Вообще, вкусовые ориентиры Лужкова — одна из популярных тем кулуарного трепа. Долгое время мне казалось нелогичным, что на вопрос о любимом поэте мэр отвечает: Пушкин и Есенин, любимый композитор у него — Чайковский, любимое блюдо — пшенная каша с молоком. Очень похоже на известный тест: вам предлагают назвать а) великого русского поэта, б) домашнюю птицу и в) часть лица, и вы моментально выстреливаете: Пушкин, курица, нос. Нет, по-житейски все это нормально, но вот с точки зрения имиджа политика — уж слишком простовато. Если в пшенной каше еще есть некий прикол, то касательно остального можно напроситься на подозрение: может, Юрий Михайлович никого, кроме вышепоименованных «великих русских», и не знает…

Неужели Лужков этих вещей не улавливает, думал я. Пока не понял: а он их просто не берет в расчет. Его предпочтения вообще лежат в другой плоскости.

НЕ ПОМИНАЙТЕ ВСУЕ ТРИ ВОЛОСА В СУПЕ

Однажды мэр открывал молочную фабрику в Митино. Как водится, прибыл со свитой, сказал речь, обошел цеха и под конец осмотрел выставленную на лотках продукцию фабрики — кефиры, йогурты и прочие глазированные сырки. «Вы, Юрий Михайлович, простоквашу нашу попробуйте», — пропела продавщица в белом чепце и протянула ложку Лужкову. Тот вкусил и поинтересовался насчет приготовления простокваши. Выслушав подробный отчет, решительно сказал:

— Я делаю не так.

И начал рассказывать, как он, мэр Москвы, у себя дома делает простоквашу. Рассказ завершался словами: «И получается исключительно вкусно».

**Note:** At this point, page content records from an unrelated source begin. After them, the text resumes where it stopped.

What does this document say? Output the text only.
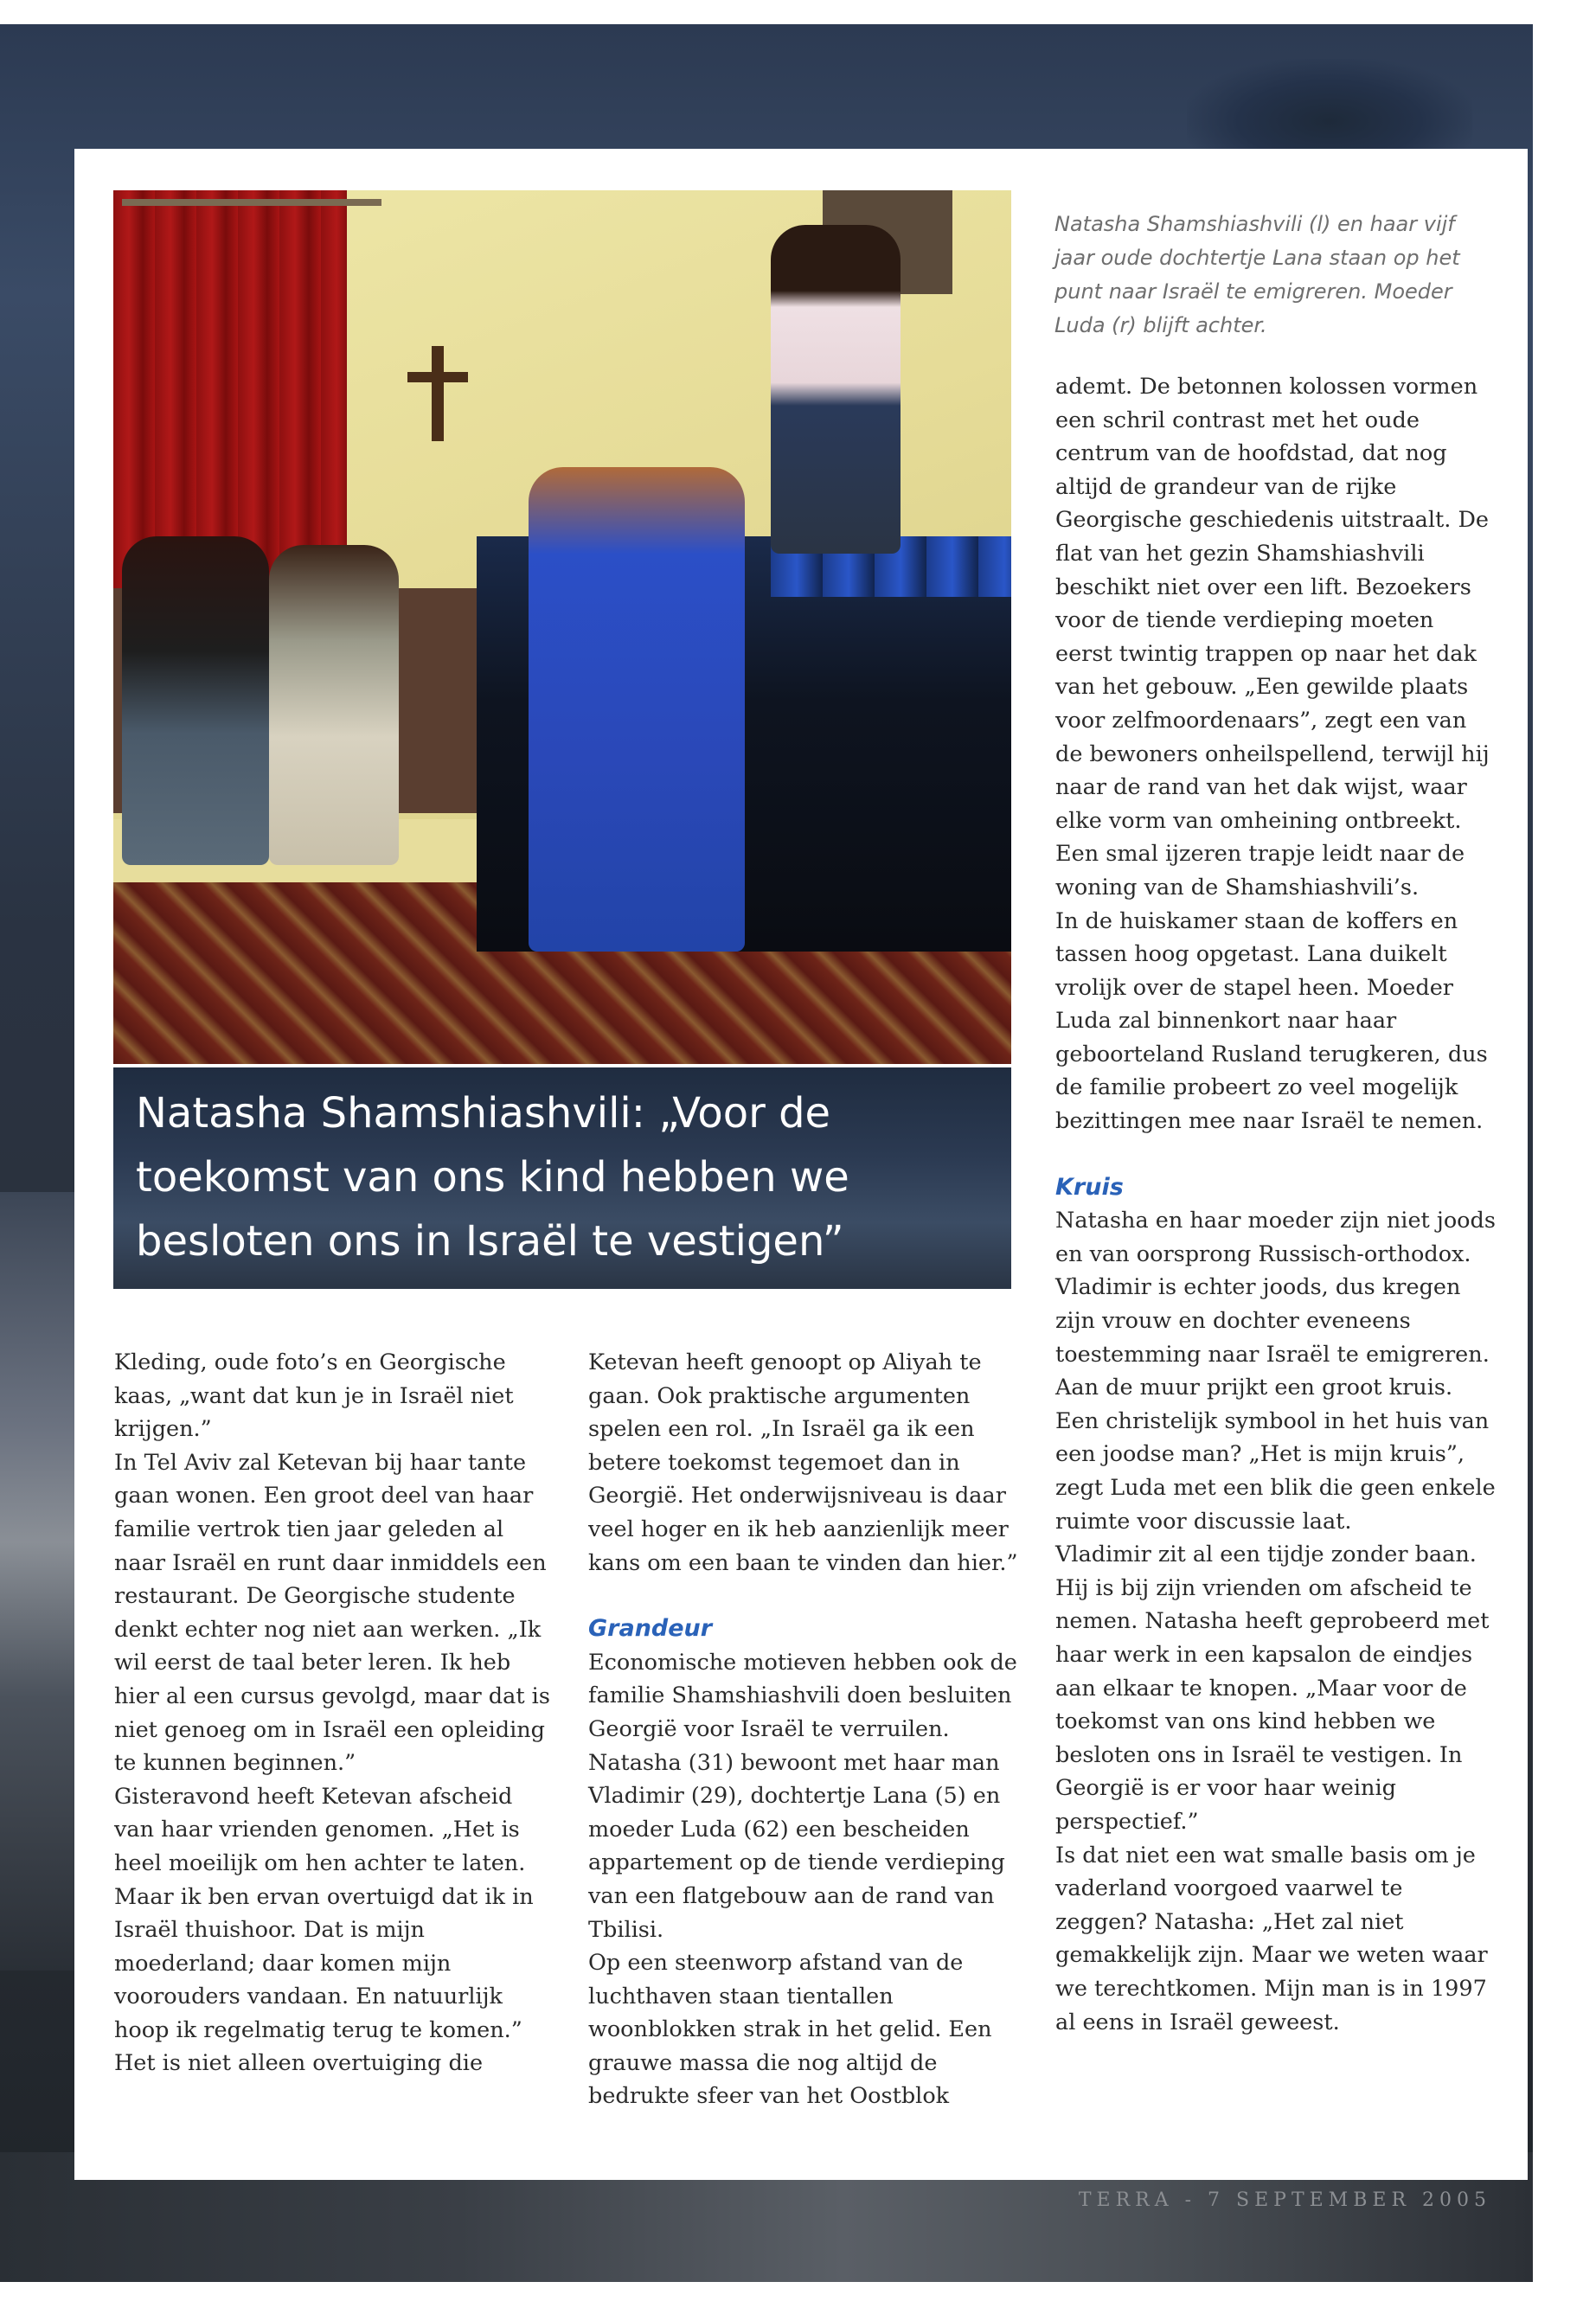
TERRA - 7 SEPTEMBER 2005

Natasha Shamshiashvili: „Voor de
toekomst van ons kind hebben we
besloten ons in Israël te vestigen”

Natasha Shamshiashvili (l) en haar vijf
jaar oude dochtertje Lana staan op het
punt naar Israël te emigreren. Moeder
Luda (r) blijft achter.

Kleding, oude foto’s en Georgische kaas, „want dat kun je in Israël niet krijgen.”

In Tel Aviv zal Ketevan bij haar tante gaan wonen. Een groot deel van haar familie vertrok tien jaar geleden al naar Israël en runt daar inmiddels een restaurant. De Georgische studente denkt echter nog niet aan werken. „Ik wil eerst de taal beter leren. Ik heb hier al een cursus gevolgd, maar dat is niet genoeg om in Israël een opleiding te kunnen beginnen.”

Gisteravond heeft Ketevan afscheid van haar vrienden genomen. „Het is heel moeilijk om hen achter te laten. Maar ik ben ervan overtuigd dat ik in Israël thuishoor. Dat is mijn moederland; daar komen mijn voorouders vandaan. En natuurlijk hoop ik regelmatig terug te komen.”

Het is niet alleen overtuiging die

Ketevan heeft genoopt op Aliyah te gaan. Ook praktische argumenten spelen een rol. „In Israël ga ik een betere toekomst tegemoet dan in Georgië. Het onderwijsniveau is daar veel hoger en ik heb aanzienlijk meer kans om een baan te vinden dan hier.”

Grandeur

Economische motieven hebben ook de familie Shamshiashvili doen besluiten Georgië voor Israël te verruilen. Natasha (31) bewoont met haar man Vladimir (29), dochtertje Lana (5) en moeder Luda (62) een bescheiden appartement op de tiende verdieping van een flatgebouw aan de rand van Tbilisi.

Op een steenworp afstand van de luchthaven staan tientallen woonblokken strak in het gelid. Een grauwe massa die nog altijd de bedrukte sfeer van het Oostblok

ademt. De betonnen kolossen vormen een schril contrast met het oude centrum van de hoofdstad, dat nog altijd de grandeur van de rijke Georgische geschiedenis uitstraalt. De flat van het gezin Shamshiashvili beschikt niet over een lift. Bezoekers voor de tiende verdieping moeten eerst twintig trappen op naar het dak van het gebouw. „Een gewilde plaats voor zelfmoordenaars”, zegt een van de bewoners onheilspellend, terwijl hij naar de rand van het dak wijst, waar elke vorm van omheining ontbreekt. Een smal ijzeren trapje leidt naar de woning van de Shamshiashvili’s.

In de huiskamer staan de koffers en tassen hoog opgetast. Lana duikelt vrolijk over de stapel heen. Moeder Luda zal binnenkort naar haar geboorteland Rusland terugkeren, dus de familie probeert zo veel mogelijk bezittingen mee naar Israël te nemen.

Kruis

Natasha en haar moeder zijn niet joods en van oorsprong Russisch-orthodox. Vladimir is echter joods, dus kregen zijn vrouw en dochter eveneens toestemming naar Israël te emigreren. Aan de muur prijkt een groot kruis. Een christelijk symbool in het huis van een joodse man? „Het is mijn kruis”, zegt Luda met een blik die geen enkele ruimte voor discussie laat.

Vladimir zit al een tijdje zonder baan. Hij is bij zijn vrienden om afscheid te nemen. Natasha heeft geprobeerd met haar werk in een kapsalon de eindjes aan elkaar te knopen. „Maar voor de toekomst van ons kind hebben we besloten ons in Israël te vestigen. In Georgië is er voor haar weinig perspectief.”

Is dat niet een wat smalle basis om je vaderland voorgoed vaarwel te zeggen? Natasha: „Het zal niet gemakkelijk zijn. Maar we weten waar we terechtkomen. Mijn man is in 1997 al eens in Israël geweest.
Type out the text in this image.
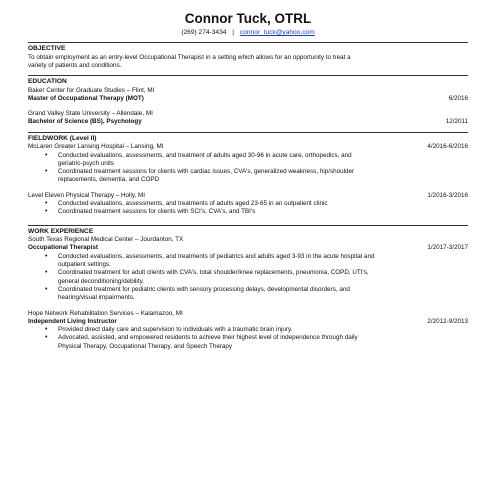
Connor Tuck, OTRL
(269) 274-3434 | connor_tuck@yahoo.com
OBJECTIVE
To obtain employment as an entry-level Occupational Therapist in a setting which allows for an opportunity to treat a
variety of patients and conditions.
EDUCATION
Baker Center for Graduate Studies – Flint, MI
Master of Occupational Therapy (MOT)	6/2016
Grand Valley State University – Allendale, MI
Bachelor of Science (BS), Psychology	12/2011
FIELDWORK (Level II)
McLaren Greater Lansing Hospital – Lansing, MI	4/2016-6/2016
• Conducted evaluations, assessments, and treatment of adults aged 30-96 in acute care, orthopedics, and
geriatric-psych units
• Coordinated treatment sessions for clients with cardiac issues, CVA's, generalized weakness, hip/shoulder
replacements, dementia, and COPD
Level Eleven Physical Therapy – Holly, MI	1/2016-3/2016
• Conducted evaluations, assessments, and treatments of adults aged 23-65 in an outpatient clinic
• Coordinated treatment sessions for clients with SCI's, CVA's, and TBI's
WORK EXPERIENCE
South Texas Regional Medical Center – Jourdanton, TX
Occupational Therapist	1/2017-3/2017
• Conducted evaluations, assessments, and treatments of pediatrics and adults aged 3-93 in the acute hospital and
outpatient settings.
• Coordinated treatment for adult clients with CVA's, total shoulder/knee replacements, pneumonia, COPD, UTI's,
general deconditioning/debility.
• Coordinated treatment for pediatric clients with sensory processing delays, developmental disorders, and
hearing/visual impairments.
Hope Network Rehabilitation Services – Kalamazoo, MI
Independent Living Instructor	2/2012-9/2013
• Provided direct daily care and supervision to individuals with a traumatic brain injury.
• Advocated, assisted, and empowered residents to achieve their highest level of independence through daily
Physical Therapy, Occupational Therapy, and Speech Therapy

Ошалеть… То есть все вроде бы по-человечески понятно и даже симпатично: такой большой босс, командует Москвой, а дома, понимаешь ли, делает простоквашу. Не ясно только одно: неужели мэр Москвы не нашел занятия… позначительнее, что ли?

Возникло подозрение, со временем перешедшее в уверенность: мир, в котором живет мэр в свободное от работы время, нетипичен. В нем привычные «культурные ценности» отходят на второй план, пропуская вперед иные увлечения — к примеру, возню с его любимыми пчелами или изобретение роторно-турбинного двигателя, проект которого был показан на выставке в Брюсселе (где Лужкова, как вы понимаете, никто хвалить не обязан) и оценен спецами весьма высоко.

Лужкову, похоже, неведомы слова: мне это уже поздно. Решил, что мэру Москвы неудобно не знать английский, — и выучил. Во всяком случае, в достаточных пределах, чтобы не растеряться за границей или пообщаться тет-а-тет с англоязычным бизнесменом, не понимающим ни слова по-русски. Захотел играть в теннис и кататься на горных лыжах — и натренировался, доведя навык до той черты, где пропадает боязнь осрамиться на людях и где сам получаешь удовольствие от того, что делаешь на корте или на снежном склоне.

У него совсем не сухая, не невкусная жизнь…

Удостоверившись в полезности своих увлечений, мэр предлагает их городу. Выставки-продажи меда — следствие убежденности в его целебных свойствах. Горожане были в восторге, мед тоннами сметали с прилавков. Запускаемая программа создания горнолыжных спусков в столице — результат увлеченности этим видом спорта. Успех у москвичей более чем вероятен. Примеры можно множить. Лужков как бы говорит жителям: я попробовал, это здорово, попробуйте и вы. Он старается из частного опыта вырастить и реализовать цельную, обоснованную программу.